Btw, there is an issue open in the NAM core repo related to this:
https://github.com/sdatkinson/NeuralAmpModelerCore/issues/61
So, I think this is a better solution than the current anti-pop method.
That said, I think it makes more sense to have this be handled in the core model loading code. Both because it is in one place there, and also because it depends on the model type. In the case of LSTM models, for example, it isn't required at all and is just wasting background resources. For WaveNet, my guess is that the number of samples required to stabilize the model depends on the size of the receptive field.
On AIDA-X that uses LSTM and GRU this was found to be necessary as well, so maybe the "not needed" thought is mostly just theoretic?
If the NAM core side ends up with something similar it will still need the pre-roll for the buffer resize, specially because it seems resizing to bigger buffers does not clear the new memory (or something alike that, there is a PR for it still open)
On AIDA-X that uses LSTM and GRU this was found to be necessary as well, so maybe the "not needed" thought is mostly just theoretic?
NAM stores pre-"warmed" weights for LSTM models, while AIDA doesn't.
I'm going to close this, as I've got a PR (https://github.com/sdatkinson/NeuralAmpModelerCore/pull/71) in to handle it in the NAM core.
The change has also been added to my devel branch of NAM core that this repo references.

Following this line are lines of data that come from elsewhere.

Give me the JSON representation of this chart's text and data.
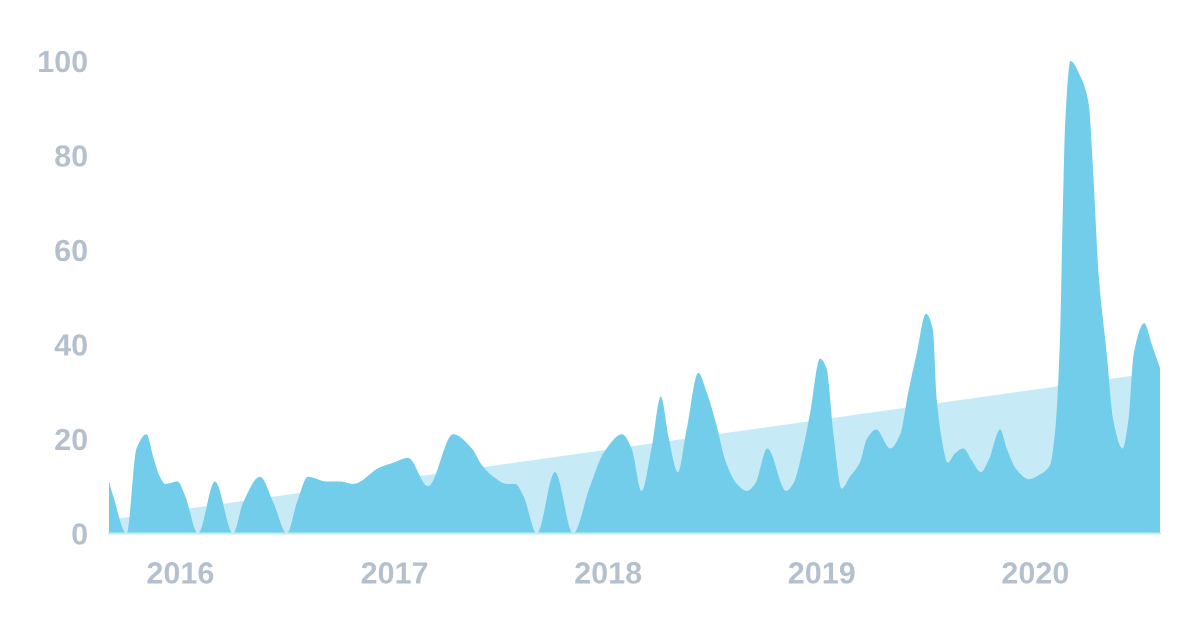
{
  "chart_data": {
    "type": "area",
    "xlim": [
      "2015-09-01",
      "2020-08-01"
    ],
    "xticks": [
      "2016",
      "2017",
      "2018",
      "2019",
      "2020"
    ],
    "ylim": [
      0,
      100
    ],
    "yticks": [
      0,
      20,
      40,
      60,
      80,
      100
    ],
    "series": [
      {
        "color": "#c6ebf7",
        "x": [
          "2015-09-01",
          "2020-08-01"
        ],
        "values": [
          2.9,
          34.2
        ]
      },
      {
        "color": "#72cdea",
        "x": [
          "2015-09-01",
          "2015-09-08",
          "2015-10-01",
          "2015-10-18",
          "2015-11-04",
          "2015-11-16",
          "2015-11-27",
          "2015-12-06",
          "2015-12-27",
          "2016-01-09",
          "2016-01-31",
          "2016-02-29",
          "2016-03-31",
          "2016-04-17",
          "2016-05-16",
          "2016-06-08",
          "2016-07-01",
          "2016-07-18",
          "2016-08-06",
          "2016-09-07",
          "2016-09-30",
          "2016-10-22",
          "2016-12-07",
          "2016-12-30",
          "2017-01-24",
          "2017-02-27",
          "2017-04-11",
          "2017-05-13",
          "2017-05-30",
          "2017-06-19",
          "2017-07-12",
          "2017-07-26",
          "2017-08-09",
          "2017-09-01",
          "2017-10-02",
          "2017-11-02",
          "2017-12-01",
          "2017-12-24",
          "2018-01-25",
          "2018-02-10",
          "2018-02-27",
          "2018-03-16",
          "2018-04-01",
          "2018-04-14",
          "2018-04-30",
          "2018-05-15",
          "2018-06-04",
          "2018-06-18",
          "2018-07-05",
          "2018-07-20",
          "2018-08-09",
          "2018-08-26",
          "2018-09-09",
          "2018-09-30",
          "2018-11-01",
          "2018-11-13",
          "2018-11-30",
          "2018-12-12",
          "2018-12-29",
          "2019-01-09",
          "2019-01-21",
          "2019-02-04",
          "2019-02-18",
          "2019-03-07",
          "2019-03-19",
          "2019-04-04",
          "2019-04-28",
          "2019-05-15",
          "2019-05-29",
          "2019-06-12",
          "2019-06-28",
          "2019-07-10",
          "2019-07-16",
          "2019-07-25",
          "2019-08-04",
          "2019-08-17",
          "2019-08-31",
          "2019-09-14",
          "2019-09-30",
          "2019-10-13",
          "2019-11-02",
          "2019-11-13",
          "2019-11-30",
          "2019-12-21",
          "2020-01-09",
          "2020-01-26",
          "2020-02-04",
          "2020-02-12",
          "2020-02-17",
          "2020-02-21",
          "2020-03-01",
          "2020-03-17",
          "2020-04-01",
          "2020-04-09",
          "2020-04-18",
          "2020-05-02",
          "2020-05-13",
          "2020-05-29",
          "2020-06-08",
          "2020-06-17",
          "2020-07-05",
          "2020-07-18",
          "2020-08-01"
        ],
        "values": [
          11,
          8,
          0,
          18,
          21,
          16,
          12,
          10.5,
          11,
          8,
          0,
          11,
          0,
          6.5,
          12,
          6.5,
          0,
          6.5,
          12,
          11,
          11,
          10.5,
          14,
          15,
          16,
          10,
          21,
          18,
          14.5,
          12,
          10.5,
          10.5,
          8,
          0,
          13,
          0,
          10,
          17,
          21,
          18,
          9,
          18,
          29,
          20.5,
          13,
          22,
          34,
          30,
          23,
          15.5,
          10.5,
          9,
          10.5,
          18,
          9,
          10.5,
          18,
          25.5,
          37,
          35,
          21,
          9.5,
          12,
          15,
          20,
          22,
          18,
          21,
          30,
          38,
          46.5,
          43,
          29,
          20,
          15,
          17,
          18,
          15.5,
          13,
          15.5,
          22,
          18,
          13.5,
          11.5,
          12.5,
          14.5,
          22,
          41,
          69,
          87,
          100,
          97,
          91,
          76,
          55,
          38,
          24,
          18,
          24,
          38,
          44.5,
          40,
          35
        ]
      }
    ]
  }
}
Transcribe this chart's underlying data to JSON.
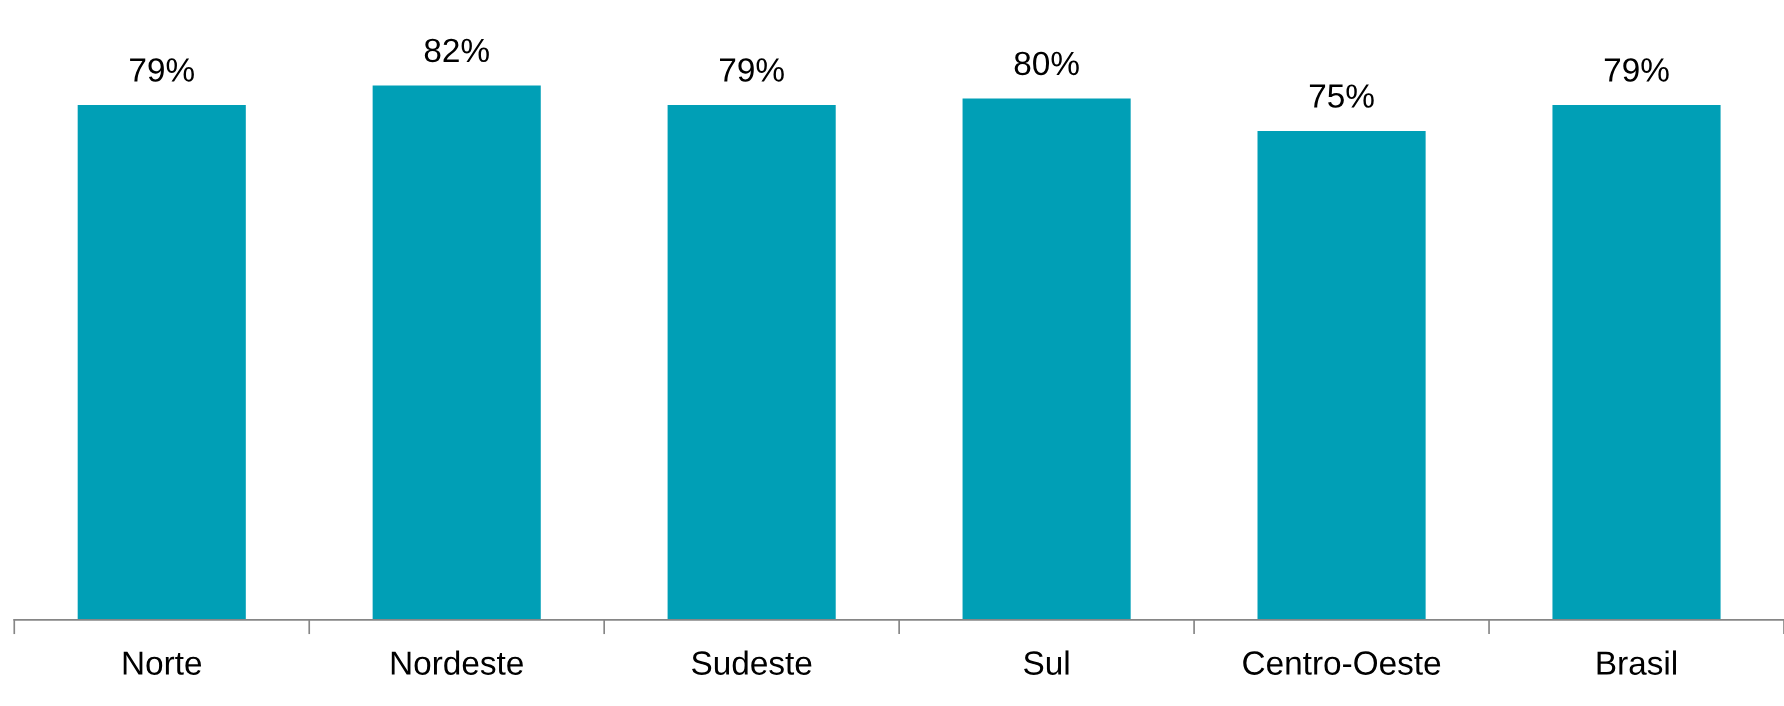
{
  "chart_data": {
    "type": "bar",
    "categories": [
      "Norte",
      "Nordeste",
      "Sudeste",
      "Sul",
      "Centro-Oeste",
      "Brasil"
    ],
    "values": [
      79,
      82,
      79,
      80,
      75,
      79
    ],
    "value_labels": [
      "79%",
      "82%",
      "79%",
      "80%",
      "75%",
      "79%"
    ],
    "color": "#009fb6",
    "grid": false,
    "legend": false
  }
}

While playing with NAM we noticed a few audio pops when changing models. The NAM core side already has an "anti-pop" feature of sorts, but it is not applied for all model types and not in the same way. Since we already pre-run the plugin in order to force the correct buffer size, we can run it a few more times to get rid of the initial pops. The 4096 comes from checking NAM code where 4000 is used, and 4096 aligns nicely close to it as a power of 2 (which will be typical for buffer sizes in hosts)